This morning on the BBC I was asked why the “great communicator” Barack Obama had done so poorly in last night’s debate.

It suggested several reasons. Partly, I said, it was because Romney’s unforeseen rhetorical “move to the center” threw Obama off his game. Partly, I argued, it was that the president, at this late date, still hasn’t found a pithy way to talk about his considerable first term achievements (in health care, energy, education, and financial regulation) and how those achievements could translate into job gains in the future, and he hasn’t put forth a specific policy agenda for the second term to insure those gains (by the way, this also explains why his convention speech was so subpar).
But I also said that it was simply difficult to argue with an opponent who is engaging in the level of factual mendacity we saw out of Romney, and that last night reminded me of the first debate between Al Gore and George W. Bush in 2000. As you may recall, in that debate Gore pointed out time and time again that Bush was misstating his proposed budget—that his tax cuts would go disproportionately to the wealthy and that those tax cuts would dwarf what he was claiming he would spend on education, health care, and defense. In response, Bush shamelessly disassembled and said it was Gore who was peddling “fuzzy math.” There was no way for the audience to judge who was right, and they got no help from the moderator, who was—surprise surprise—Jim Lehrer, the same person who moderated last night.
Of course subsequent events proved that Gore was right on the facts. But he was widely judged the loser of that debate.

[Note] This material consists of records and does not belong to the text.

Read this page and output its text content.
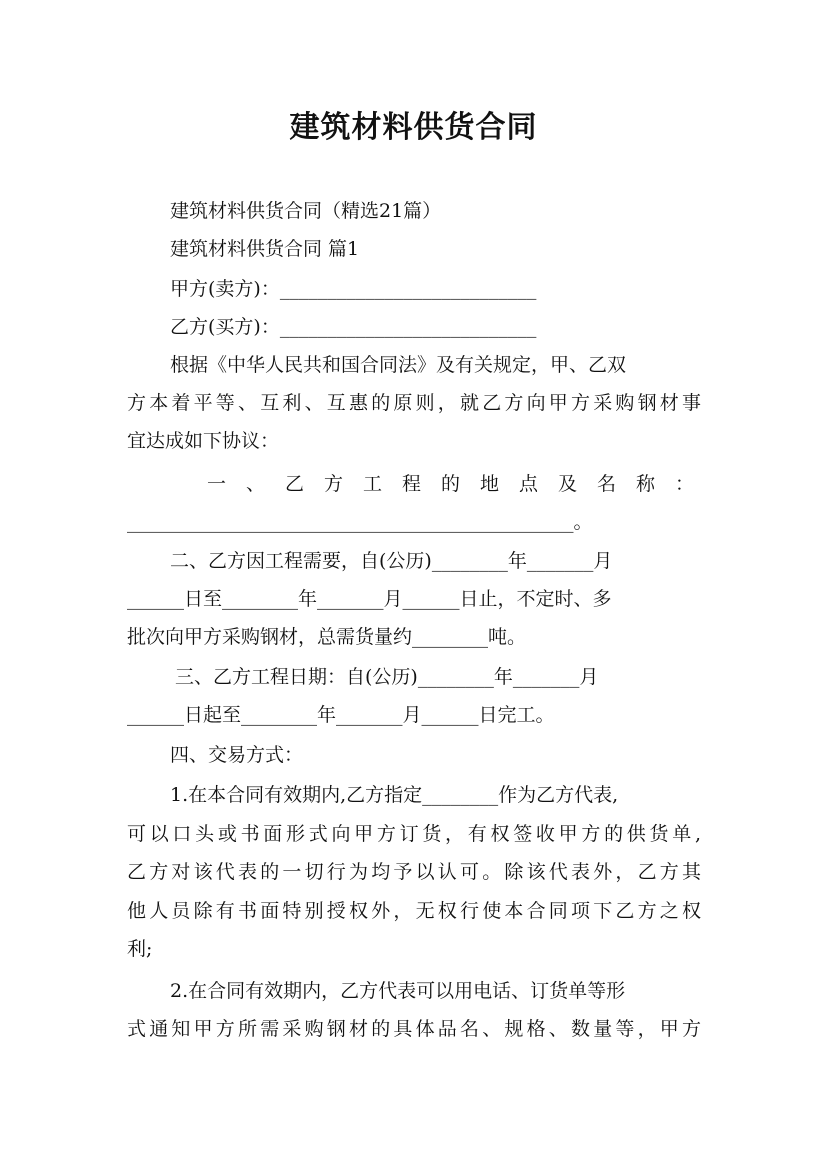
建筑材料供货合同
建筑材料供货合同（精选21篇）
建筑材料供货合同 篇1
甲方(卖方)：___________________________
乙方(买方)：___________________________
根据《中华人民共和国合同法》及有关规定，甲、乙双
方本着平等、互利、互惠的原则，就乙方向甲方采购钢材事
宜达成如下协议：
一 、 乙 方 工 程 的 地 点 及 名 称 ：
_______________________________________________。
二、乙方因工程需要，自(公历)________年_______月
______日至________年_______月______日止，不定时、多
批次向甲方采购钢材，总需货量约________吨。
三、乙方工程日期：自(公历)________年_______月
______日起至________年_______月______日完工。
四、交易方式：
1.在本合同有效期内,乙方指定________作为乙方代表,
可以口头或书面形式向甲方订货，有权签收甲方的供货单,
乙方对该代表的一切行为均予以认可。除该代表外，乙方其
他人员除有书面特别授权外，无权行使本合同项下乙方之权
利;
2.在合同有效期内，乙方代表可以用电话、订货单等形
式通知甲方所需采购钢材的具体品名、规格、数量等，甲方
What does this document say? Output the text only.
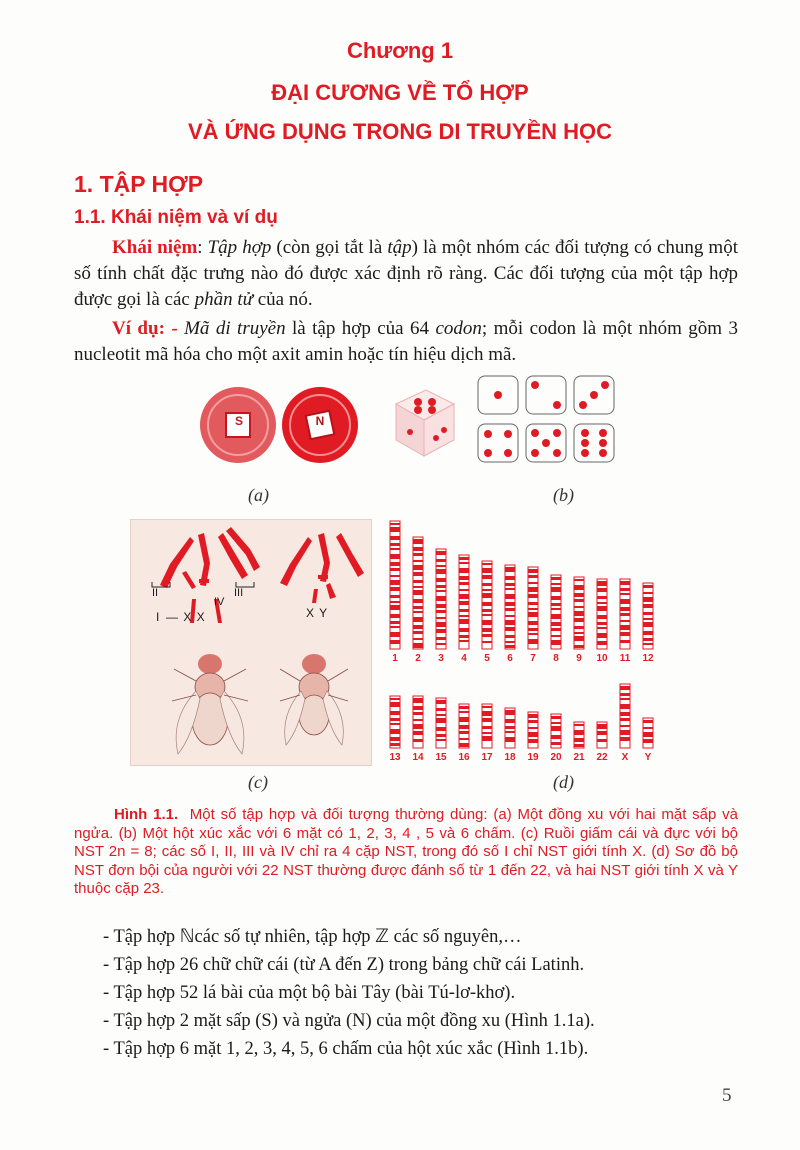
Chương 1
ĐẠI CƯƠNG VỀ TỔ HỢP
VÀ ỨNG DỤNG TRONG DI TRUYỀN HỌC
1. TẬP HỢP
1.1. Khái niệm và ví dụ
Khái niệm: Tập hợp (còn gọi tắt là tập) là một nhóm các đối tượng có chung một số tính chất đặc trưng nào đó được xác định rõ ràng. Các đối tượng của một tập hợp được gọi là các phần tử của nó.
Ví dụ: - Mã di truyền là tập hợp của 64 codon; mỗi codon là một nhóm gồm 3 nucleotit mã hóa cho một axit amin hoặc tín hiệu dịch mã.
S	N
(a)	(b)
II
IV
III
I — X X	X Y
1 2 3 4 5 6 7 8 9 10 11 12
13 14 15 16 17 18 19 20 21 22 X Y
(c)	(d)
Hình 1.1. Một số tập hợp và đối tượng thường dùng: (a) Một đồng xu với hai mặt sấp và ngửa. (b) Một hột xúc xắc với 6 mặt có 1, 2, 3, 4 , 5 và 6 chấm. (c) Ruồi giấm cái và đực với bộ NST 2n = 8; các số I, II, III và IV chỉ ra 4 cặp NST, trong đó số I chỉ NST giới tính X. (d) Sơ đồ bộ NST đơn bội của người với 22 NST thường được đánh số từ 1 đến 22, và hai NST giới tính X và Y thuộc cặp 23.
- Tập hợp ℕcác số tự nhiên, tập hợp ℤ các số nguyên,…
- Tập hợp 26 chữ chữ cái (từ A đến Z) trong bảng chữ cái Latinh.
- Tập hợp 52 lá bài của một bộ bài Tây (bài Tú-lơ-khơ).
- Tập hợp 2 mặt sấp (S) và ngửa (N) của một đồng xu (Hình 1.1a).
- Tập hợp 6 mặt 1, 2, 3, 4, 5, 6 chấm của hột xúc xắc (Hình 1.1b).
5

One thing, however, has changed since 2000. Back then, virtually no one in the mainstream media—save Paul Krugman–called Bush out on his dishonest numbers. But today, fact-checking sites that didn’t exist in 2000 have been picking apart the veracity of both Obama’s and Romey’s debate performances, and so far giving the latter nearly all the Pinocchios. As Ed, Jonathan Bernstein and others have pointing out, the real question is whether, over the next few days, the story in the press remains Romney’s “superior” performance, or the mendacity behind that performance.